Combustion Stability Investigation of Ethanol Blends (E05, E10) in a Twin-cylinder CI Engine 2022-01-0521

Rapid population growth and fuel crisis due to limited availability of fossil fuels, led the research in the fields of alternative fuel for the replacement of conventional fuels. The petroleum-like characteristics of ethanol make it an excellent alternative fuel for the internal combustion (IC) engines. It can be easily derived from waste agricultural resources such as plant biomass and forest residue, ease of production increases the possibility of its utilization locally in the agricultural engine and transport vehicles.

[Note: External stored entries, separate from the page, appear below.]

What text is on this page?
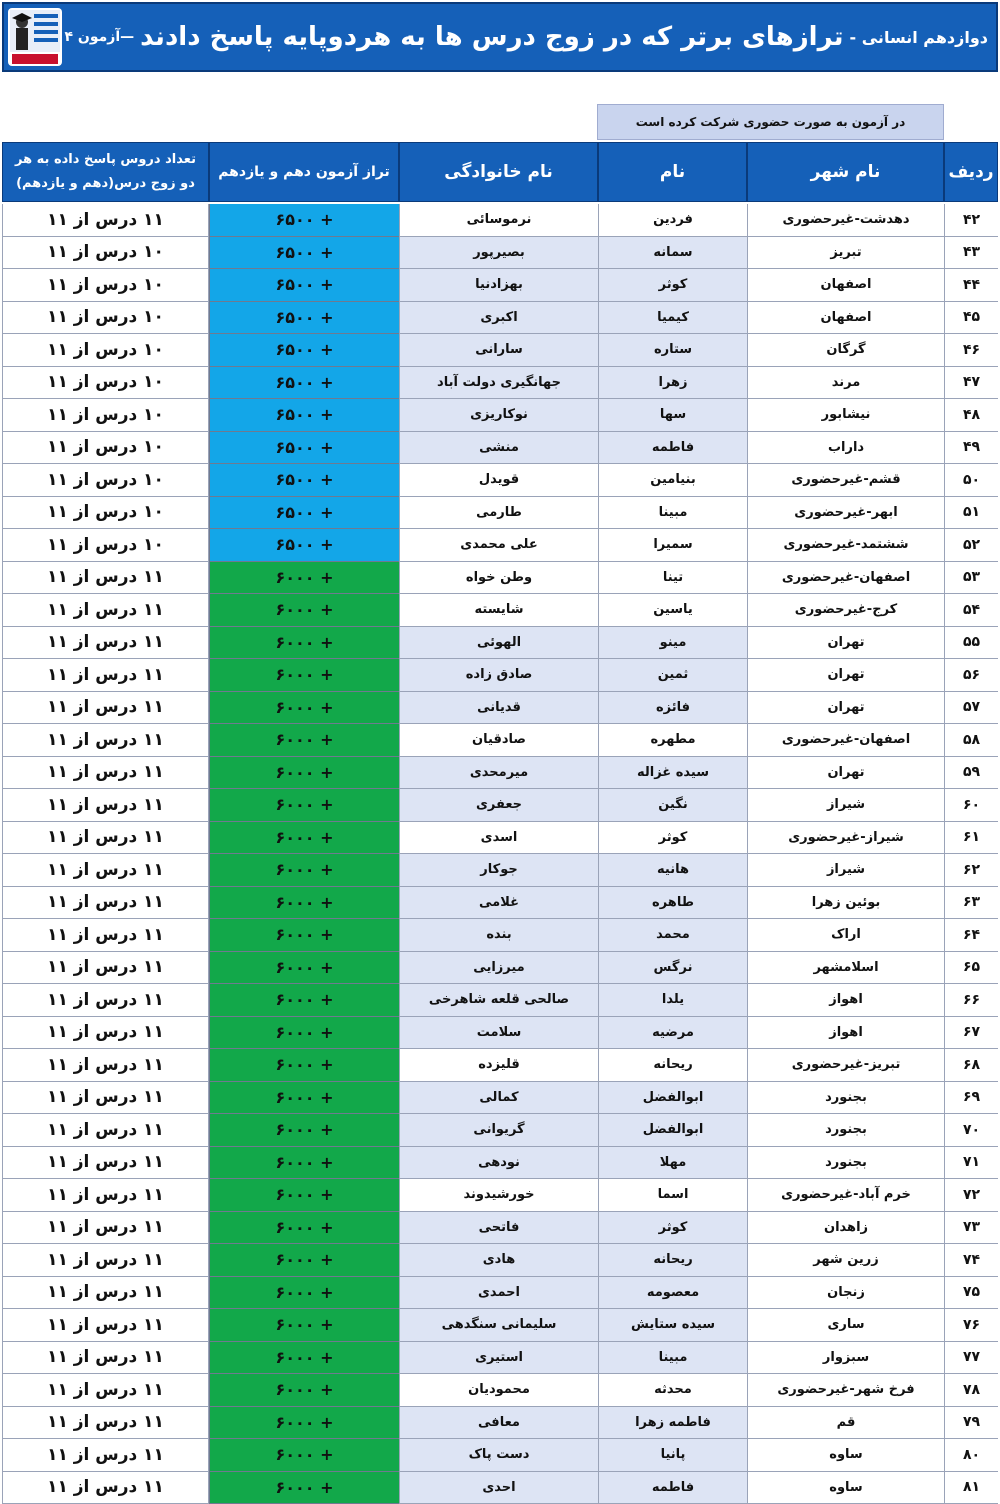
دوازدهم انسانی -
ترازهای برتر که در زوج درس ها به هردوپایه پاسخ دادند
—آزمون ۴
در آزمون به صورت حضوری شرکت کرده است
ردیف
نام شهر
نام
نام خانوادگی
تراز آزمون دهم و یازدهم
تعداد دروس پاسخ داده به هر دو زوج درس(دهم و یازدهم)
۴۲
دهدشت-غیرحضوری
فردین
نرموسائی
+ ۶۵۰۰
۱۱ درس از ۱۱
۴۳
تبریز
سمانه
بصیرپور
+ ۶۵۰۰
۱۰ درس از ۱۱
۴۴
اصفهان
کوثر
بهزادنیا
+ ۶۵۰۰
۱۰ درس از ۱۱
۴۵
اصفهان
کیمیا
اکبری
+ ۶۵۰۰
۱۰ درس از ۱۱
۴۶
گرگان
ستاره
سارانی
+ ۶۵۰۰
۱۰ درس از ۱۱
۴۷
مرند
زهرا
جهانگیری دولت آباد
+ ۶۵۰۰
۱۰ درس از ۱۱
۴۸
نیشابور
سها
نوکاریزی
+ ۶۵۰۰
۱۰ درس از ۱۱
۴۹
داراب
فاطمه
منشی
+ ۶۵۰۰
۱۰ درس از ۱۱
۵۰
قشم-غیرحضوری
بنیامین
قویدل
+ ۶۵۰۰
۱۰ درس از ۱۱
۵۱
ابهر-غیرحضوری
مبینا
طارمی
+ ۶۵۰۰
۱۰ درس از ۱۱
۵۲
ششتمد-غیرحضوری
سمیرا
علی محمدی
+ ۶۵۰۰
۱۰ درس از ۱۱
۵۳
اصفهان-غیرحضوری
تینا
وطن خواه
+ ۶۰۰۰
۱۱ درس از ۱۱
۵۴
کرج-غیرحضوری
یاسین
شایسته
+ ۶۰۰۰
۱۱ درس از ۱۱
۵۵
تهران
مینو
الهوئی
+ ۶۰۰۰
۱۱ درس از ۱۱
۵۶
تهران
ثمین
صادق زاده
+ ۶۰۰۰
۱۱ درس از ۱۱
۵۷
تهران
فائزه
قدیانی
+ ۶۰۰۰
۱۱ درس از ۱۱
۵۸
اصفهان-غیرحضوری
مطهره
صادقیان
+ ۶۰۰۰
۱۱ درس از ۱۱
۵۹
تهران
سیده غزاله
میرمحدی
+ ۶۰۰۰
۱۱ درس از ۱۱
۶۰
شیراز
نگین
جعفری
+ ۶۰۰۰
۱۱ درس از ۱۱
۶۱
شیراز-غیرحضوری
کوثر
اسدی
+ ۶۰۰۰
۱۱ درس از ۱۱
۶۲
شیراز
هانیه
جوکار
+ ۶۰۰۰
۱۱ درس از ۱۱
۶۳
بوئین زهرا
طاهره
غلامی
+ ۶۰۰۰
۱۱ درس از ۱۱
۶۴
اراک
محمد
بنده
+ ۶۰۰۰
۱۱ درس از ۱۱
۶۵
اسلامشهر
نرگس
میرزایی
+ ۶۰۰۰
۱۱ درس از ۱۱
۶۶
اهواز
یلدا
صالحی قلعه شاهرخی
+ ۶۰۰۰
۱۱ درس از ۱۱
۶۷
اهواز
مرضیه
سلامت
+ ۶۰۰۰
۱۱ درس از ۱۱
۶۸
تبریز-غیرحضوری
ریحانه
قلیزده
+ ۶۰۰۰
۱۱ درس از ۱۱
۶۹
بجنورد
ابوالفضل
کمالی
+ ۶۰۰۰
۱۱ درس از ۱۱
۷۰
بجنورد
ابوالفضل
گریوانی
+ ۶۰۰۰
۱۱ درس از ۱۱
۷۱
بجنورد
مهلا
نودهی
+ ۶۰۰۰
۱۱ درس از ۱۱
۷۲
خرم آباد-غیرحضوری
اسما
خورشیدوند
+ ۶۰۰۰
۱۱ درس از ۱۱
۷۳
زاهدان
کوثر
فاتحی
+ ۶۰۰۰
۱۱ درس از ۱۱
۷۴
زرین شهر
ریحانه
هادی
+ ۶۰۰۰
۱۱ درس از ۱۱
۷۵
زنجان
معصومه
احمدی
+ ۶۰۰۰
۱۱ درس از ۱۱
۷۶
ساری
سیده ستایش
سلیمانی سنگدهی
+ ۶۰۰۰
۱۱ درس از ۱۱
۷۷
سبزوار
مبینا
استیری
+ ۶۰۰۰
۱۱ درس از ۱۱
۷۸
فرخ شهر-غیرحضوری
محدثه
محمودیان
+ ۶۰۰۰
۱۱ درس از ۱۱
۷۹
قم
فاطمه زهرا
معافی
+ ۶۰۰۰
۱۱ درس از ۱۱
۸۰
ساوه
پانیا
دست پاک
+ ۶۰۰۰
۱۱ درس از ۱۱
۸۱
ساوه
فاطمه
احدی
+ ۶۰۰۰
۱۱ درس از ۱۱
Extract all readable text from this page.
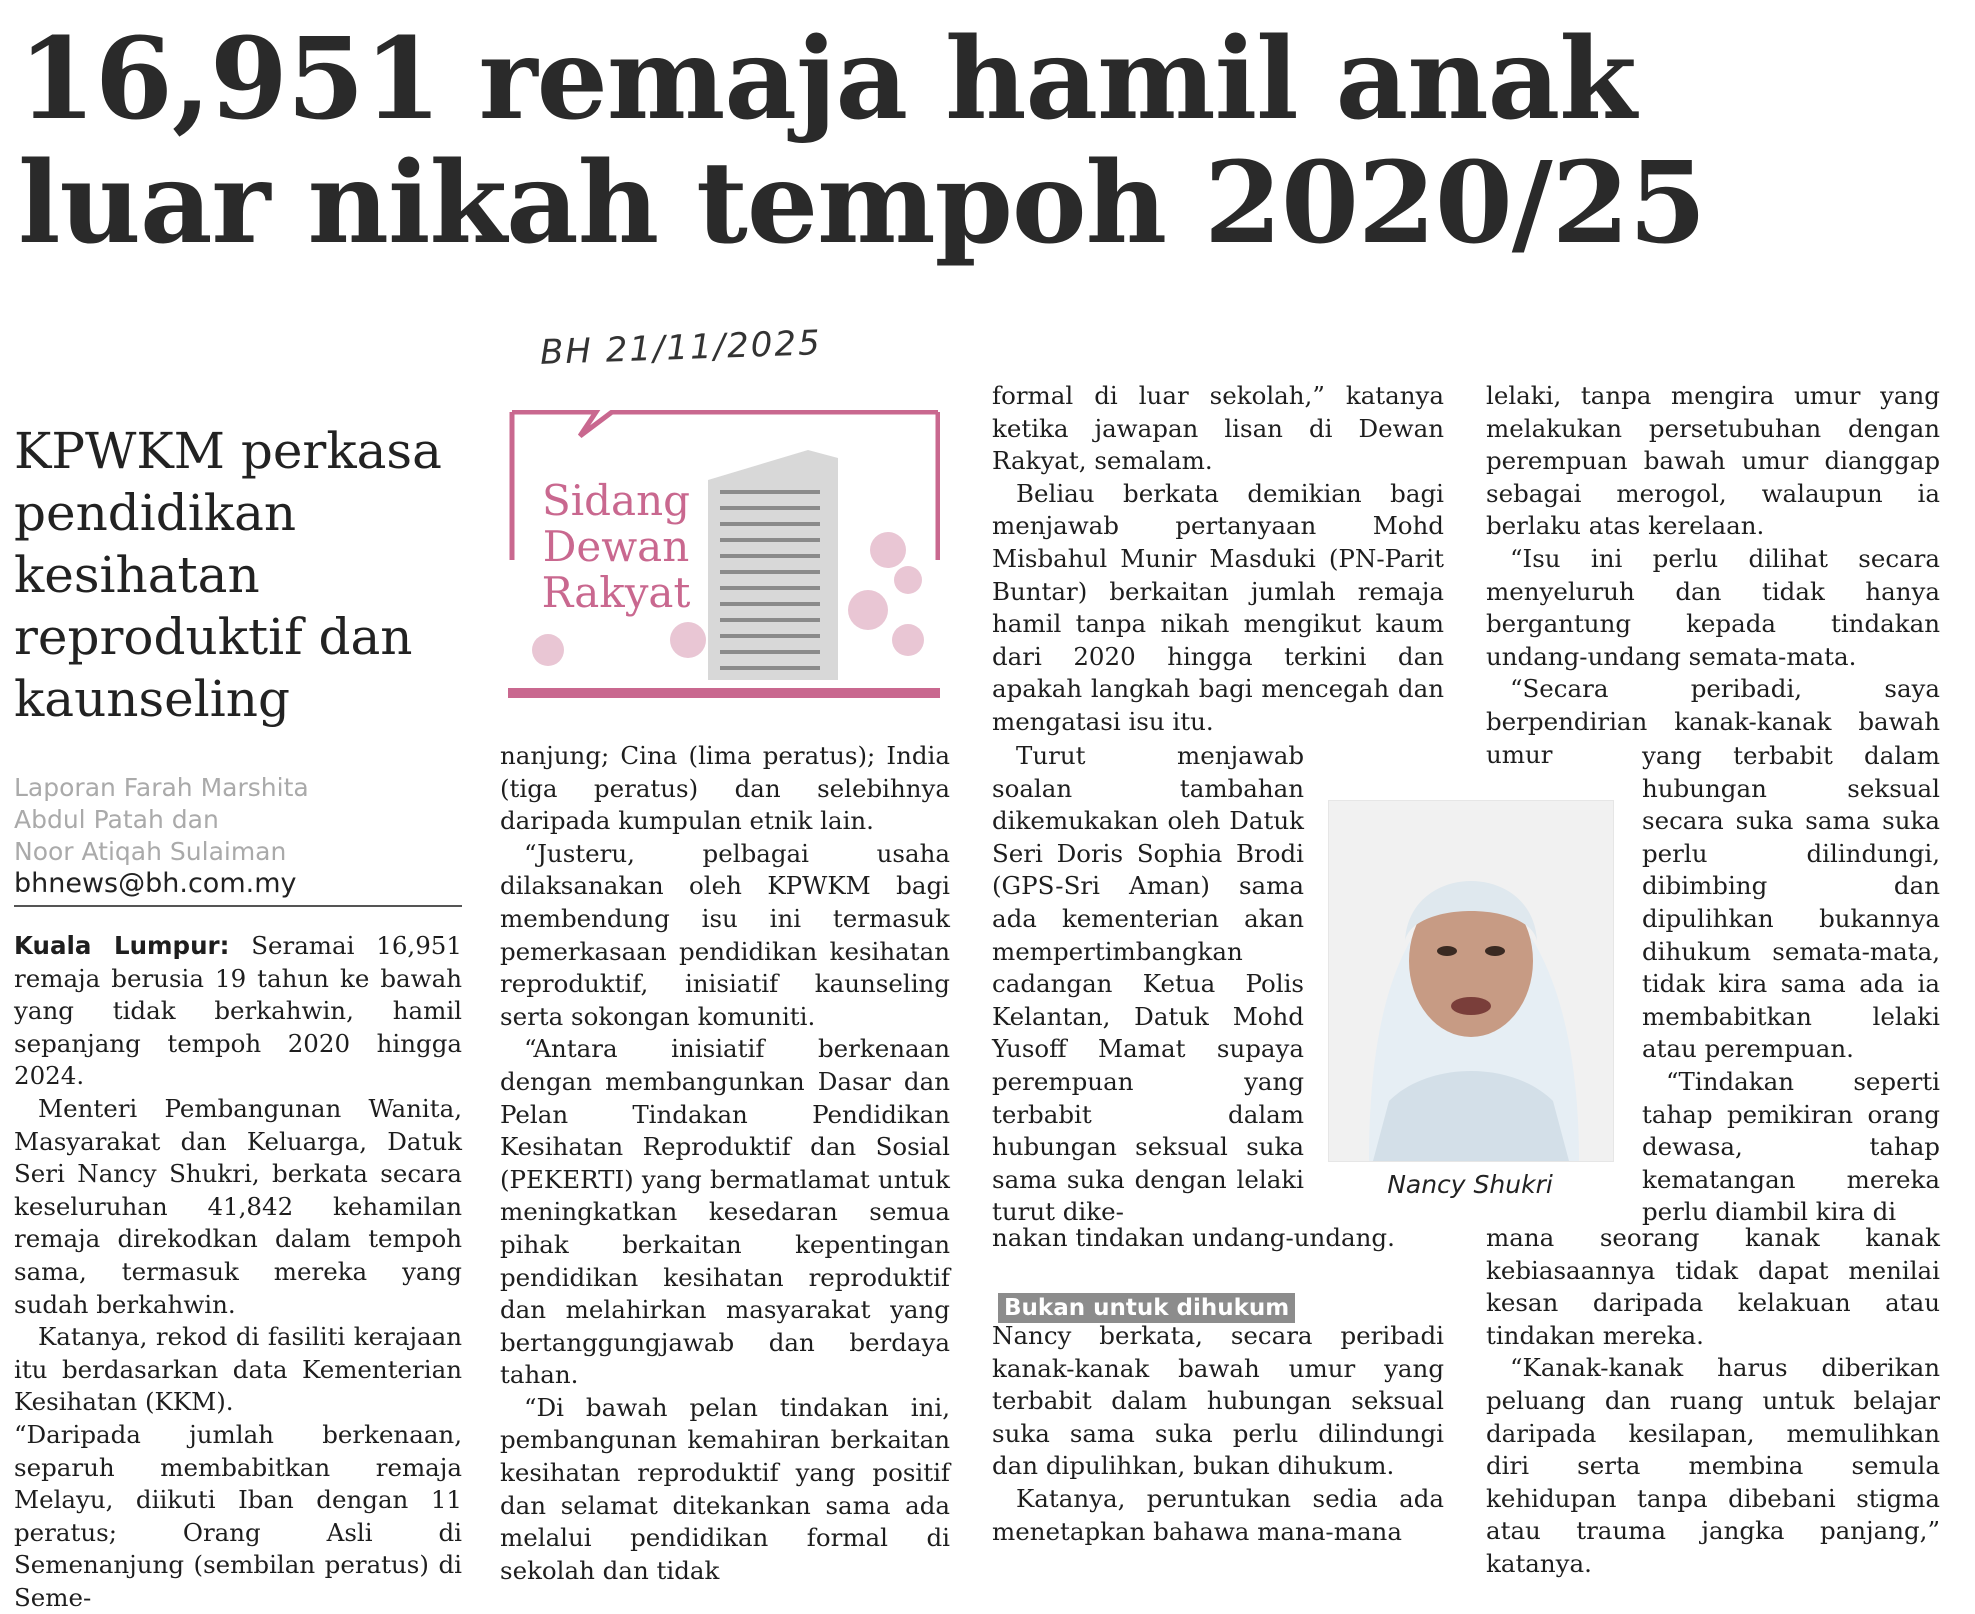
16,951 remaja hamil anak
luar nikah tempoh 2020/25
BH 21/11/2025
KPWKM perkasa pendidikan kesihatan reproduktif dan kaunseling
Laporan Farah Marshita
Abdul Patah dan
Noor Atiqah Sulaiman
bhnews@bh.com.my

Kuala Lumpur: Seramai 16,951 remaja berusia 19 tahun ke bawah yang tidak berkahwin, hamil sepanjang tempoh 2020 hingga 2024.

Menteri Pembangunan Wanita, Masyarakat dan Keluarga, Datuk Seri Nancy Shukri, berkata secara keseluruhan 41,842 kehamilan remaja direkodkan dalam tempoh sama, termasuk mereka yang sudah berkahwin.

Katanya, rekod di fasiliti kerajaan itu berdasarkan data Kementerian Kesihatan (KKM).

“Daripada jumlah berkenaan, separuh membabitkan remaja Melayu, diikuti Iban dengan 11 peratus; Orang Asli di Semenanjung (sembilan peratus) di Seme-

Sidang
Dewan
Rakyat

nanjung; Cina (lima peratus); India (tiga peratus) dan selebihnya daripada kumpulan etnik lain.

“Justeru, pelbagai usaha dilaksanakan oleh KPWKM bagi membendung isu ini termasuk pemerkasaan pendidikan kesihatan reproduktif, inisiatif kaunseling serta sokongan komuniti.

“Antara inisiatif berkenaan dengan membangunkan Dasar dan Pelan Tindakan Pendidikan Kesihatan Reproduktif dan Sosial (PEKERTI) yang bermatlamat untuk meningkatkan kesedaran semua pihak berkaitan kepentingan pendidikan kesihatan reproduktif dan melahirkan masyarakat yang bertanggungjawab dan berdaya tahan.

“Di bawah pelan tindakan ini, pembangunan kemahiran berkaitan kesihatan reproduktif yang positif dan selamat ditekankan sama ada melalui pendidikan formal di sekolah dan tidak

formal di luar sekolah,” katanya ketika jawapan lisan di Dewan Rakyat, semalam.

Beliau berkata demikian bagi menjawab pertanyaan Mohd Misbahul Munir Masduki (PN-Parit Buntar) berkaitan jumlah remaja hamil tanpa nikah mengikut kaum dari 2020 hingga terkini dan apakah langkah bagi mencegah dan mengatasi isu itu.

Turut menjawab soalan tambahan dikemukakan oleh Datuk Seri Doris Sophia Brodi (GPS-Sri Aman) sama ada kementerian akan mempertimbangkan cadangan Ketua Polis Kelantan, Datuk Mohd Yusoff Mamat supaya perempuan yang terbabit dalam hubungan seksual suka sama suka dengan lelaki turut dike-

nakan tindakan undang-undang.

Bukan untuk dihukum

Nancy berkata, secara peribadi kanak-kanak bawah umur yang terbabit dalam hubungan seksual suka sama suka perlu dilindungi dan dipulihkan, bukan dihukum.

Katanya, peruntukan sedia ada menetapkan bahawa mana-mana

Nancy Shukri

lelaki, tanpa mengira umur yang melakukan persetubuhan dengan perempuan bawah umur dianggap sebagai merogol, walaupun ia berlaku atas kerelaan.

“Isu ini perlu dilihat secara menyeluruh dan tidak hanya bergantung kepada tindakan undang-undang semata-mata.

“Secara peribadi, saya berpendirian kanak-kanak bawah umur	yang terbabit dalam hubungan seksual secara suka sama suka perlu dilindungi, dibimbing dan dipulihkan bukannya dihukum semata-mata, tidak kira sama ada ia membabitkan lelaki atau perempuan.

“Tindakan seperti tahap pemikiran orang dewasa, tahap kematangan mereka perlu diambil kira di

mana seorang kanak kanak kebiasaannya tidak dapat menilai kesan daripada kelakuan atau tindakan mereka.

“Kanak-kanak harus diberikan peluang dan ruang untuk belajar daripada kesilapan, memulihkan diri serta membina semula kehidupan tanpa dibebani stigma atau trauma jangka panjang,” katanya.
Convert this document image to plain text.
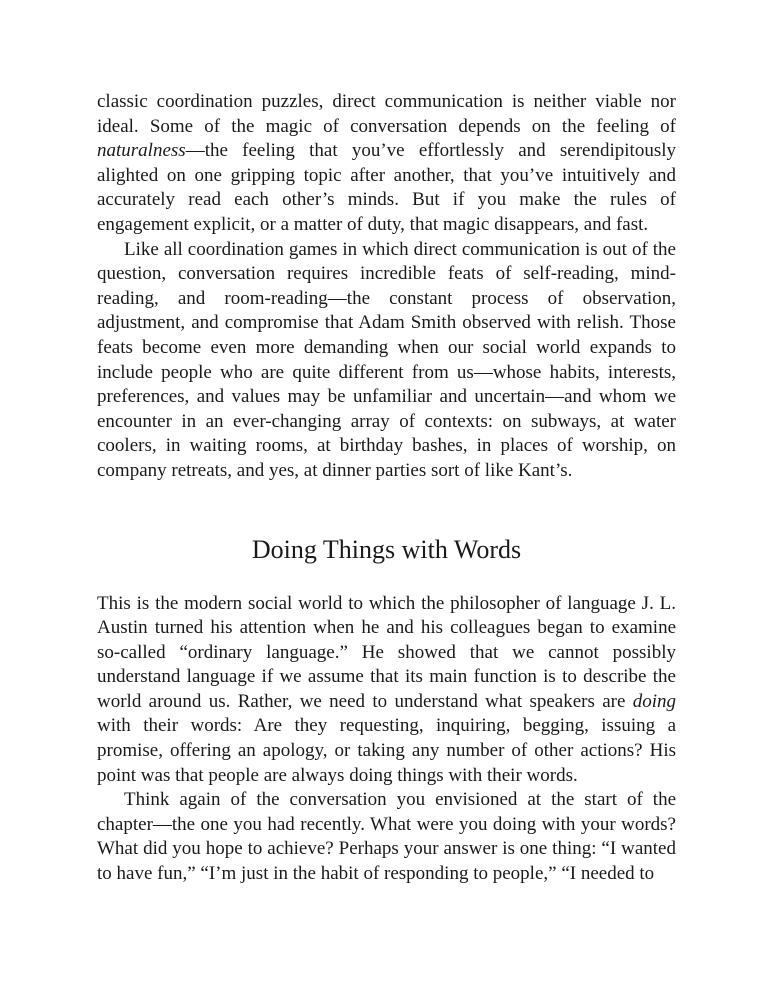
classic coordination puzzles, direct communication is neither viable nor ideal. Some of the magic of conversation depends on the feeling of naturalness—the feeling that you’ve effortlessly and serendipitously alighted on one gripping topic after another, that you’ve intuitively and accurately read each other’s minds. But if you make the rules of engagement explicit, or a matter of duty, that magic disappears, and fast.

Like all coordination games in which direct communication is out of the question, conversation requires incredible feats of self-reading, mind-reading, and room-reading—the constant process of observation, adjustment, and compromise that Adam Smith observed with relish. Those feats become even more demanding when our social world expands to include people who are quite different from us—whose habits, interests, preferences, and values may be unfamiliar and uncertain—and whom we encounter in an ever-changing array of contexts: on subways, at water coolers, in waiting rooms, at birthday bashes, in places of worship, on company retreats, and yes, at dinner parties sort of like Kant’s.

Doing Things with Words

This is the modern social world to which the philosopher of language J. L. Austin turned his attention when he and his colleagues began to examine so-called “ordinary language.” He showed that we cannot possibly understand language if we assume that its main function is to describe the world around us. Rather, we need to understand what speakers are doing with their words: Are they requesting, inquiring, begging, issuing a promise, offering an apology, or taking any number of other actions? His point was that people are always doing things with their words.

Think again of the conversation you envisioned at the start of the chapter—the one you had recently. What were you doing with your words? What did you hope to achieve? Perhaps your answer is one thing: “I wanted to have fun,” “I’m just in the habit of responding to people,” “I needed to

A laboratory experiment was carried out, using a common rail direct injection (CRDI) diesel engine at varying load conditions (no-load, 20 Nm and 40 Nm) with two ethanol blends (5% and 10% v/v indicated by E05 and E10) and diesel (D100) to explore the combustion stability, combustion behaviour and emissions parameters of ethanol in existing compression ignition (CI) engine. The maximum in-cylinder pressure and heat release rate (HRR) were increased with ethanol addition into diesel. Ethanol’s higher latent heat of vaporization promotes cooling effects that prolong ignition time. Inherent oxygen and lower viscosity of ethanol improve the combustion phenomena, which results in the lower cycle-to-cycle variation and lower coefficient of variation (COV) for indicated mean effective pressure and peak in-cylinder pressure. Combustion stability was increased with the addition of ethanol. E10 is showing the lowest COV_imep value (3.01%), then E05 (4.2%) followed by D100 (6.78%). Lower standard deviations were observed for E10 fuel throughout the combustion, representing stable combustion among tested fuels (D100 and E05) in test conditions (40 Nm). Lower carbon to hydrogen ratio and stable combustion, decrease CO, HC and smoke emissions by a substantial amount in the tailpipe with the increasing amount of ethanol in blends compare to base fuel.